We're seeing some odd new behavior where some spamware will also try to reconnect many many times after a TCP Refuse (like we do when blocking connections).  Some sites have seen 60 retries in a minute, which has caused their Rejected Connections number to get huge.  Has anyone found a good way to explain this kind of anomaly in their graphs?

I think it's the same behavior as hammering over and over after a 4xx response to RCPT TO. My belief is that it's just poorly written spam code. We tend to think of connection and recipient rejection primarily as ways of thwarting spammers, but that's overlooking our history. True temporary problems such as resource unavailability, a reboot in progress, and other "accidentals" can cause these symptoms as well. Programmers who write spamware are only interested in blasting out as much mail as possible, and don't care about behaving themselves (why should they, when they know that they're already behaving badly just by sending spam). So if your only goal is to deliver as much mail as you can without regard to good behavior, and you have the sort of resources that spammers have (large botnets), then the most logical way to handle temporary errors of any sort is retrying as agressively as you can.

While it's tempting to think of spammers as vindictive people who want to punish the servers that reject them (that's certainly what it feels like, and there have been documented incidents of this), we need to remember that most of them are just in it for the money, and vengeance doesn't make money. Remember Hanlon's Razor.

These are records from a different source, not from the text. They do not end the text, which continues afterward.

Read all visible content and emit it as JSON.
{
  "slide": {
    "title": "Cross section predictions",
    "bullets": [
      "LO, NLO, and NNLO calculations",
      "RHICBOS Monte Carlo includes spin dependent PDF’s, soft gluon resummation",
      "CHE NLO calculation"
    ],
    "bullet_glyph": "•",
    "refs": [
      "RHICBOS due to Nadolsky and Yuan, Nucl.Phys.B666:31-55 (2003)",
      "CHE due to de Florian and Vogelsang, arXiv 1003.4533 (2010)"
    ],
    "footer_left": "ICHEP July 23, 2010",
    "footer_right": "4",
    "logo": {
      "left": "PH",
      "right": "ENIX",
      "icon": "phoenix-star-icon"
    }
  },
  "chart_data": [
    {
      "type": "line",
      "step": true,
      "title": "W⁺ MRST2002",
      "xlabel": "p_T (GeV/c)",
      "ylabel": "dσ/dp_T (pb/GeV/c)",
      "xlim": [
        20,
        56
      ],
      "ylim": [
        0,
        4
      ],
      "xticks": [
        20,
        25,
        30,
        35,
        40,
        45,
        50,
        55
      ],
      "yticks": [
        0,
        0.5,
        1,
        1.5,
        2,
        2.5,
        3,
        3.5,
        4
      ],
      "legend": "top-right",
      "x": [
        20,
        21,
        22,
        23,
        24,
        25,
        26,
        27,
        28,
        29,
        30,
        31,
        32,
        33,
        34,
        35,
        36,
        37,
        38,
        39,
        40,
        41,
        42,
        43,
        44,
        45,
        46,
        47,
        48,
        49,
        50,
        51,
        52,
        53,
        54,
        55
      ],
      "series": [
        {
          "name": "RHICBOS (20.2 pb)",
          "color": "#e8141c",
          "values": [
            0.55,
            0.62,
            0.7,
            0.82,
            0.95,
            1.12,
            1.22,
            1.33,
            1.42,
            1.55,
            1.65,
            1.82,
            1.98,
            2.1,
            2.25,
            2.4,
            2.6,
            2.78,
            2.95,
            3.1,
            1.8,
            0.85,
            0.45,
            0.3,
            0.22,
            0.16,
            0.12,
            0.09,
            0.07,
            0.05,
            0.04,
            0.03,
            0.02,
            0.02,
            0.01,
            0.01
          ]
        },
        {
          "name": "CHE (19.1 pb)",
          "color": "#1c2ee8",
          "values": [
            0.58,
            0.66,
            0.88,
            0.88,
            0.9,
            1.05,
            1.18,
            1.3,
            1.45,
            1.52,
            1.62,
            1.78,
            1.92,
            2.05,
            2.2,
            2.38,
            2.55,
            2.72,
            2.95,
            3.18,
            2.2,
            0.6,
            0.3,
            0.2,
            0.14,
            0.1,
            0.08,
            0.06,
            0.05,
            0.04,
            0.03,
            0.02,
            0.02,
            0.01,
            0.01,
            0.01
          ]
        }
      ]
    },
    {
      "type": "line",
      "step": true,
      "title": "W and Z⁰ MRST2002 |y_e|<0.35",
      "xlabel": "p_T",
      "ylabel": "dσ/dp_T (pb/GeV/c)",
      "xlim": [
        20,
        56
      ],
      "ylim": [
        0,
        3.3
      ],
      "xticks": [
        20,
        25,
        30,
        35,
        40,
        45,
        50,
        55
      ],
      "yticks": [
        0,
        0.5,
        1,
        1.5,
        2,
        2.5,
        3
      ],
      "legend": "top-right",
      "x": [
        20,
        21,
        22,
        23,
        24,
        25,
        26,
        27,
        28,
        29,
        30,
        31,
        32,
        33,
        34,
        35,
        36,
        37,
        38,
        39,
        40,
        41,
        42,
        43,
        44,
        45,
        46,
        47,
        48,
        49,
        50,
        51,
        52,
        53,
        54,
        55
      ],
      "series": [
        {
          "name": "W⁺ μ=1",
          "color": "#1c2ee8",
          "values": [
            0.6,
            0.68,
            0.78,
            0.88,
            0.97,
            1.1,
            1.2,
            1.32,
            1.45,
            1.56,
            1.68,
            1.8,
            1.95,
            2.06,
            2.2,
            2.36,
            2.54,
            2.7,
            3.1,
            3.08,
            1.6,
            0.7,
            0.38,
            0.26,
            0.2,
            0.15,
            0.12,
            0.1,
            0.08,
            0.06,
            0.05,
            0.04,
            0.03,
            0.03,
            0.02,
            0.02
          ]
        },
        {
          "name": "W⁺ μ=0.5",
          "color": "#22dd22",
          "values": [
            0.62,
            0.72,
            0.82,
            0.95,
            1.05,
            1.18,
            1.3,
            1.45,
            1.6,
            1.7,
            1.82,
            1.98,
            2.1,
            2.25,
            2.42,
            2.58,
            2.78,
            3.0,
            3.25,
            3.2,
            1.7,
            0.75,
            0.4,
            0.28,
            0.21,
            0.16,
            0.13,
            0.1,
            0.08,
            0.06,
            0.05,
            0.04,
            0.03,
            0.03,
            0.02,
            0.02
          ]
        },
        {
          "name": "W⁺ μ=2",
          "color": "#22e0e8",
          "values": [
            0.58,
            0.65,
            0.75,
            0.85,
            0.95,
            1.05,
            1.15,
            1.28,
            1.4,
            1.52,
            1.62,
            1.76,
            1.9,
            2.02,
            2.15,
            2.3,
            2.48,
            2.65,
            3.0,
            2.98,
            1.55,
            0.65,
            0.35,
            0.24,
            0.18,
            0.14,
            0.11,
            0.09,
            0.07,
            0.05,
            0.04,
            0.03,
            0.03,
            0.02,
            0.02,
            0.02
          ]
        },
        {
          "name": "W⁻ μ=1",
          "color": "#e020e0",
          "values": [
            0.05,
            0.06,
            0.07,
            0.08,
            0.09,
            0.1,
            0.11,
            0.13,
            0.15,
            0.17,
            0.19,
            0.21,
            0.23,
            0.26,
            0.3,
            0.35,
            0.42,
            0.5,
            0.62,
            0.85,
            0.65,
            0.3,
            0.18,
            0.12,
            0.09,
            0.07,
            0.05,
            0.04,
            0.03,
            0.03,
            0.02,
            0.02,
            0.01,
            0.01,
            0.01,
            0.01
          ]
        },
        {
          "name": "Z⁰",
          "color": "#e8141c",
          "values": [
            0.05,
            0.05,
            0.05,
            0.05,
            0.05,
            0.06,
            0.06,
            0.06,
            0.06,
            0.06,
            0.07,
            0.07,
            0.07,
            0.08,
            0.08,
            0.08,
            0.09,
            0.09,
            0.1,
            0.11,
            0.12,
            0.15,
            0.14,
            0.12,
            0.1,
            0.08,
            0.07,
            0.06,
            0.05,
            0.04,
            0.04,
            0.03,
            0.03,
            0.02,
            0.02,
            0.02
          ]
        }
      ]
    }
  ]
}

It's this sort of behavior that makes me want a "BLACKHOLE" behavior available in the HAT. If the response to a TCP refusal is an immediate retry, then let's just throw the SYN on the floor and let the unscrupulous client time out. It won't stop him, but it should slow him down. It is still possible to retry this failure mode agressively, but it's more work because you have to keep lots pending connections open, and I'm not sure the spammers are doing this yet. If they thought that server unreachability was a temporary error worth dealing with agressively, I'd bet money that they would.

Regarding the multiplier for "Stopped by Reputation Filter", it is currently set to 3 recipient-messages for every connection rejected.  This number was determined based on an analysis of multiple enterprise log files

I am not an enterprise and my average recipients per connection is even lower than what others have reported here in this forum.

I'm glad that 4.6.0 will allow that multiplier to be changed. It seems like the current setting seems to be less of a middle ground than a number that no one really agrees with.